Finance

US study links flu deaths to arrival of pro sports arenas

Featured image credit: Jimmy Conover on Unsplash

New research in the US shows that flu deaths increase when a city becomes home to a new professional sports team and their vast venues.

US cities that gained pro teams between 1962 and 2016 saw increased influenza mortality of up to 24% after the teams came to town. The West Virginia University (WVU) researchers, led by professors Brad Humphreys and Jane Ruseski, analysed cities with new teams in the four major North American professional leagues.

The researchers used Centers for Disease Control data on weekly flu deaths in 122 US cities over a 54-year period, along with the arrival dates of new professional baseball, basketball, football and hockey teams in cities and the start of play in leagues during that time. They controlled for factors relevant to the spread of viruses, like a city’s population, temperature or rainfall, and yearly dominant flu strains.

According to their paper in Sports Economic Review, the largest increase in a city’s weekly flu mortality came from the NHL. An NHL team moving into a city caused a 24.6% increase in flu deaths per 100,000 residents, Ruseski said, a total increase of about 20 flu deaths a year in each city.

When NFL teams moved to cities that never had pro sports teams before, those cities saw an average increase in flu deaths of 17%, or about 13 additional deaths a year. Becoming home to an NBA team increased a city’s flu mortality by 4.7%, and MLB — whose games generally occur outside flu season — had the smallest impact, driving three additional deaths each year.

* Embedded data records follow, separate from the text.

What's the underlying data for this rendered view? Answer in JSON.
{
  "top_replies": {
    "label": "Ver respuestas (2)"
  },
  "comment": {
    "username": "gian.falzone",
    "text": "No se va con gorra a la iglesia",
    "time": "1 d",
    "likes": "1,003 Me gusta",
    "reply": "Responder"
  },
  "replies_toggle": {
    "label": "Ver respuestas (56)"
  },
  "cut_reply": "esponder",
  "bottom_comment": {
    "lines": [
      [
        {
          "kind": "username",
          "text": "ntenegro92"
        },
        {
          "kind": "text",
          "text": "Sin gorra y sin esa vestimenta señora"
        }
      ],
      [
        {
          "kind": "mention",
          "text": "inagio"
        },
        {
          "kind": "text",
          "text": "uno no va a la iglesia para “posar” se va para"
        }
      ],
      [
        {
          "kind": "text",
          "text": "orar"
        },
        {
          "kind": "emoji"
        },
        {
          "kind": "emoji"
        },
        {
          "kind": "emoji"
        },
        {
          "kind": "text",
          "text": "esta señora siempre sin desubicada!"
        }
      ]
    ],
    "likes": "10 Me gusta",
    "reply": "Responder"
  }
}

“As for why hockey is so deadly, we believe it is both the timing of the season and location of the teams,” Ruseski said. “The NHL season overlaps almost perfectly with the flu season and NHL teams are more likely to be in colder cities.”

The research team, based at WVU’s John Chambers College of Business and Economics, said their data should make people question the wisdom of taxpayer-funded stadium subsidies.

“Most, if not all, of the sports venues in the cities we studied received direct and/or indirect public financing,” Humphreys said. “Since 2000, US state and local governments have committed nearly $20bn to new stadiums — roughly a billion dollars per year. These subsidies usually come in the form of governments essentially cutting team owners a check, funded by issuing bonds, to build their stadiums. The fact that teams basically extort cities to get these subsidies by threatening to move elsewhere makes this of even more interest to economists.

“Our finding, that people in cities with sports teams are likely to be sicker than they would be without the team, has the potential to shift how we think about hosting professional sporting events. We hope taxpayers will be less likely to subsidise professional sports facilities if they realise those teams are making them sicker, burdening health care systems and harming businesses’ bottom lines as workers use sick days.”